SIAM Journal on Control and Optimization, Vol.54, No.6, 3258-3272, 2016
EMERGING BEHAVIORAL CONSENSUS OF EVOLUTIONARY DYNAMICS ON COMPLEX NETWORKS
Evolutionary dynamics has been widely used to characterize the evolution and formation of behavioral consensus. Governed by evolutionary dynamics, a network of agents reaches consensus at a selected state of all mutants or all residents.
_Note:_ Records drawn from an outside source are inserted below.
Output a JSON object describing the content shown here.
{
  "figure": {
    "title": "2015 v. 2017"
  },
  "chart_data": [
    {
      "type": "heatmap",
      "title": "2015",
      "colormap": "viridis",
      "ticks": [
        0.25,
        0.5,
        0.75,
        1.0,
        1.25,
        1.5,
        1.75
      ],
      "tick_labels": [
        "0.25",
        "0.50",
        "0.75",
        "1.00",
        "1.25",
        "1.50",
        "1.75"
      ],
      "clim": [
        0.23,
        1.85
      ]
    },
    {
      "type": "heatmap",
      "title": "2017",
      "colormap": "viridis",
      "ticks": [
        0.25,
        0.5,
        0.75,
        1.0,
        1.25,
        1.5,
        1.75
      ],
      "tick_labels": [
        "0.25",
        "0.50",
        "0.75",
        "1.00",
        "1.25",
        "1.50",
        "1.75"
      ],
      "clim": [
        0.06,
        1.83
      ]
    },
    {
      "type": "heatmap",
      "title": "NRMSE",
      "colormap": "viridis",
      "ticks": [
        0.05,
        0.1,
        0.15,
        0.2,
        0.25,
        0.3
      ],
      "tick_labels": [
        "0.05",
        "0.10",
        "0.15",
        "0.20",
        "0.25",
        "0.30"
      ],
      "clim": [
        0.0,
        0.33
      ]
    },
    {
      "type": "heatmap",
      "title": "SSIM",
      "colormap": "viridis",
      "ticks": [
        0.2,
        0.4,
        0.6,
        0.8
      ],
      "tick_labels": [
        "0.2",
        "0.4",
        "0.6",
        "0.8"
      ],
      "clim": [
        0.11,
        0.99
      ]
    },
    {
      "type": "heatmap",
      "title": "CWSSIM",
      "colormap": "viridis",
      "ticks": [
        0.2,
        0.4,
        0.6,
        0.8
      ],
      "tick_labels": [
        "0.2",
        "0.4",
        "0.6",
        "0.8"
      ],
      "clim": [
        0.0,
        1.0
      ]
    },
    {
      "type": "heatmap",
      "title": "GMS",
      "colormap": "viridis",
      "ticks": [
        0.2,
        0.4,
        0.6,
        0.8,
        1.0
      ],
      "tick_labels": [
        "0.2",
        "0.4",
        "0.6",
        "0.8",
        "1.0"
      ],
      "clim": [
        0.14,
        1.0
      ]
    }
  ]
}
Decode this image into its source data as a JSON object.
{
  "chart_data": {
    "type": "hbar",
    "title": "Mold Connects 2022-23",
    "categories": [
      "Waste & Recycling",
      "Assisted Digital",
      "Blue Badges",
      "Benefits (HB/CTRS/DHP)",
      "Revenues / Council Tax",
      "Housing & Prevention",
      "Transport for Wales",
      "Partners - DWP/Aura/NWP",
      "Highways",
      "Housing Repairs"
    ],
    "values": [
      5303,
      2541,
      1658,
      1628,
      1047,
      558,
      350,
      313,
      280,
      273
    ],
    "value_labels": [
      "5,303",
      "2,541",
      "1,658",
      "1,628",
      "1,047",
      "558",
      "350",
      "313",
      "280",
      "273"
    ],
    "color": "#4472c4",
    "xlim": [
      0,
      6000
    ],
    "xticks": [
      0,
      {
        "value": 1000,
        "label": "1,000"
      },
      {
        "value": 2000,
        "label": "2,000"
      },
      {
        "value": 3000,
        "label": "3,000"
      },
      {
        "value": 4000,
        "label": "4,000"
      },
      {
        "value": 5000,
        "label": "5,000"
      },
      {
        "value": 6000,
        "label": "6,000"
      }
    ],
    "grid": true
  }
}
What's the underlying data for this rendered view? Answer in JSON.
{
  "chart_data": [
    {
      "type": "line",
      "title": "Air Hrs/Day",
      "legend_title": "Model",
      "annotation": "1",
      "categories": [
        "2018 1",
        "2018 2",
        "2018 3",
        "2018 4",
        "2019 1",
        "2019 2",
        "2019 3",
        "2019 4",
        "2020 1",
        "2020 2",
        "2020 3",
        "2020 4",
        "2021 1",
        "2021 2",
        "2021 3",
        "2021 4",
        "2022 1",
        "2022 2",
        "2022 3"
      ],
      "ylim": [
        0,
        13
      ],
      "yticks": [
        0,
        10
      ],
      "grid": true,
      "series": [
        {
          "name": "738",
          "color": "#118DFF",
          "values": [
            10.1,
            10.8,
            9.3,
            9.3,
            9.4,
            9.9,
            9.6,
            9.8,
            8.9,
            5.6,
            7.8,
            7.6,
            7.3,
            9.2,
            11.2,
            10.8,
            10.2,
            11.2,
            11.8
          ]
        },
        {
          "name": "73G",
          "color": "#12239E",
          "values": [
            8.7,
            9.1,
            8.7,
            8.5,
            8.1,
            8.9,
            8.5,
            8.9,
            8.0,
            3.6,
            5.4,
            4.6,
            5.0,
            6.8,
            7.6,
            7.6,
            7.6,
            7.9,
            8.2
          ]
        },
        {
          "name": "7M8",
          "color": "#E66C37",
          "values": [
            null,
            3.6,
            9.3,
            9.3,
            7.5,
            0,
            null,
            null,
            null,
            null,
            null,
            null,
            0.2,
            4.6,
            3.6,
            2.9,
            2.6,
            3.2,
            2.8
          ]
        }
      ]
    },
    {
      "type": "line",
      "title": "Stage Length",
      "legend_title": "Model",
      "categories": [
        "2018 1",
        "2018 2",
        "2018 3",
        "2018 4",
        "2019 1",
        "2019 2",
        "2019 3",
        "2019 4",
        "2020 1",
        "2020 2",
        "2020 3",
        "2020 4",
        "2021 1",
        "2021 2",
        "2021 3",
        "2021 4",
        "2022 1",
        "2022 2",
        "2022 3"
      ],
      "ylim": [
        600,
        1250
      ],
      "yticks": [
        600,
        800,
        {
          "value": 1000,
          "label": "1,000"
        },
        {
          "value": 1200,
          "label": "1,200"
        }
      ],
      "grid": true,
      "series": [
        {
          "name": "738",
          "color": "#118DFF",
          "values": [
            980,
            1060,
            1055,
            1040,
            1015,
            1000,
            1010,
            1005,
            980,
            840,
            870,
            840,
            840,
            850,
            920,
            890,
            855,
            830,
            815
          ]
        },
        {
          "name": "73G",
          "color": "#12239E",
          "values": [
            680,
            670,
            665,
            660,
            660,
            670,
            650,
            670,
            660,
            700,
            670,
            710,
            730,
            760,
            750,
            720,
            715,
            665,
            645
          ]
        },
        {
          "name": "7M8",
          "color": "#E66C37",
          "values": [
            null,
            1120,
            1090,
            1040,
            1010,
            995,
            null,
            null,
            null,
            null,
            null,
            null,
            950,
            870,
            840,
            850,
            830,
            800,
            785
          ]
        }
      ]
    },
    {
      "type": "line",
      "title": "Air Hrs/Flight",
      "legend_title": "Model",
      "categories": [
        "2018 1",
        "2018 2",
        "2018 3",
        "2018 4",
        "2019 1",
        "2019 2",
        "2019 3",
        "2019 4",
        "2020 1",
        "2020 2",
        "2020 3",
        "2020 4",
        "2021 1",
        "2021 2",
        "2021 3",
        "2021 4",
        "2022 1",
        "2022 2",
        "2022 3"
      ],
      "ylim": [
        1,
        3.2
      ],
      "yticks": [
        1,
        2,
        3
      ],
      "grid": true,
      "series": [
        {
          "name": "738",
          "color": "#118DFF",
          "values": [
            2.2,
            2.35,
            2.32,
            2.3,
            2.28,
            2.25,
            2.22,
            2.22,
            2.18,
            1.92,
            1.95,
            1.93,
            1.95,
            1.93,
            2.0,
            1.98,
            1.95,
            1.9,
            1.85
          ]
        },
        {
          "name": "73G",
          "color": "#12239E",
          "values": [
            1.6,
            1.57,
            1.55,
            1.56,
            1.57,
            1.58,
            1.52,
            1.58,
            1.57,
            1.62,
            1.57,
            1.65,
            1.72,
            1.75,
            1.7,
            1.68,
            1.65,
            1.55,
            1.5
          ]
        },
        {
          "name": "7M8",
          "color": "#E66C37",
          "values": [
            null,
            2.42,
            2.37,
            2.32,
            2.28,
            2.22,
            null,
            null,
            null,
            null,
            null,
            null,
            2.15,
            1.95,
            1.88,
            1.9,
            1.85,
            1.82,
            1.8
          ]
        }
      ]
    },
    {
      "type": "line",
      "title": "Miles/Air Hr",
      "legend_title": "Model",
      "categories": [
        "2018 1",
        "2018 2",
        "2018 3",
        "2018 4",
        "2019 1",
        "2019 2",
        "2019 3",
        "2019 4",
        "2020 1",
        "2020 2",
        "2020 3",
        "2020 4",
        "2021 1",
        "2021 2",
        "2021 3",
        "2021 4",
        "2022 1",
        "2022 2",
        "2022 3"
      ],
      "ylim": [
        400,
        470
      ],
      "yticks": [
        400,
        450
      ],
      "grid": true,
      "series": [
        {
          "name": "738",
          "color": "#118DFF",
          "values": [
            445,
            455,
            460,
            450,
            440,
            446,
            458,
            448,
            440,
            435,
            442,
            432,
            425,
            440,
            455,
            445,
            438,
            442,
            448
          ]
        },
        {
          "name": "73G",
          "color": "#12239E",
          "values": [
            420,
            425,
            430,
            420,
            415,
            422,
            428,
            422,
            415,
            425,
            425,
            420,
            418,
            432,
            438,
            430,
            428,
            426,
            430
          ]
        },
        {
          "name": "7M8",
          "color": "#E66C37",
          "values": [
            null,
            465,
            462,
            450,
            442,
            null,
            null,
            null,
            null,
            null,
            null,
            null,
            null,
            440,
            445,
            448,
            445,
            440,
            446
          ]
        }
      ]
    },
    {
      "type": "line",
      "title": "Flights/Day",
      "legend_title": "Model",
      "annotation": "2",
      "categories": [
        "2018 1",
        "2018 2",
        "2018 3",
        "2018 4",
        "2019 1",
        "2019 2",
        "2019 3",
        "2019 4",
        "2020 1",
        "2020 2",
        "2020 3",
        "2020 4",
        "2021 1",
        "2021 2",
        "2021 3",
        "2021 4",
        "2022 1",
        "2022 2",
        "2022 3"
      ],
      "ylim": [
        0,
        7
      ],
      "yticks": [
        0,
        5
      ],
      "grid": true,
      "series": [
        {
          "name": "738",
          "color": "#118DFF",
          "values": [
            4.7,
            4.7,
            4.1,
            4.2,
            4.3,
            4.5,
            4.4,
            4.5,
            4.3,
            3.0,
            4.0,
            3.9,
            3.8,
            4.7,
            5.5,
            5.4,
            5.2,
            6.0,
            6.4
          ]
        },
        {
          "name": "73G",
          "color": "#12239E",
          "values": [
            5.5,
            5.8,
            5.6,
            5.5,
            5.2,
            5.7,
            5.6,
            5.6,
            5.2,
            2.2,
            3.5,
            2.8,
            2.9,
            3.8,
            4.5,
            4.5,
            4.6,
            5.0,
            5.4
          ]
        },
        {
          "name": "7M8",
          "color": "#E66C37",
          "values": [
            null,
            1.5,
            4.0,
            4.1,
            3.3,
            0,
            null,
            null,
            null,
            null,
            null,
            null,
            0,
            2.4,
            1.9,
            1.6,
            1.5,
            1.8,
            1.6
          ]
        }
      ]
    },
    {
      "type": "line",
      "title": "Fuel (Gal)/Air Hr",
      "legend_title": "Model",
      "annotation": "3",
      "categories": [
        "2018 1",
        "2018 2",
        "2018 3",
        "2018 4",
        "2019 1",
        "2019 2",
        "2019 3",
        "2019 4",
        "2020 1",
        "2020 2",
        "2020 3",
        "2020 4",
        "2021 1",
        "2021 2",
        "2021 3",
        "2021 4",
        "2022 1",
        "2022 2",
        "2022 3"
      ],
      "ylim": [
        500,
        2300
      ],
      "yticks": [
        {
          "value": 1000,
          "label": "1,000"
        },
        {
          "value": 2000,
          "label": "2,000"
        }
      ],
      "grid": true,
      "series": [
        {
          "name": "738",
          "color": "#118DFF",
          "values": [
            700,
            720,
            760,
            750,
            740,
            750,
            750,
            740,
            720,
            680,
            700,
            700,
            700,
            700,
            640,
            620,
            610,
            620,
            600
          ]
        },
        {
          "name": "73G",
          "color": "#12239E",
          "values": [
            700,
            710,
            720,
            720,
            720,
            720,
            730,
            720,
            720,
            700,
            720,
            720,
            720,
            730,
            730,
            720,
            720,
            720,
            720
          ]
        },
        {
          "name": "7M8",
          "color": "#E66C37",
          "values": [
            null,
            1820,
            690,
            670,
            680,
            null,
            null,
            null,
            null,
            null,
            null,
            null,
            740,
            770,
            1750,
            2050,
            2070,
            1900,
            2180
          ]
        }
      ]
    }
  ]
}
Of special interest is the question of how agents select the global consensus state through local state updating. This paper aims at establishing a link between local state updating and global consensus state selection. We develop a theoretical framework for analyzing the evolutionary dynamics on complex networks and derive some fundamental principles of consensus state selection. More specifically, if the probability that an agent adopts a mutant in one-step updating is monotonically increasing with the fitness of the mutant, monotonically increasing with the mutant set, and submodular or supermodular with the mutant set, then the probability that the network of agents converges to the all-mutant state is monotonically increasing with the fitness of the mutant, monotonically increasing with the initial mutant set, and submodular or supermodular with the initial mutant set, respectively. These results guarantee that the common decision of a group can well reflect the concerns of all group members with evolutionary dynamics. The theoretical results are applied to the well-known death-birth process on networks and validated by numerical simulation.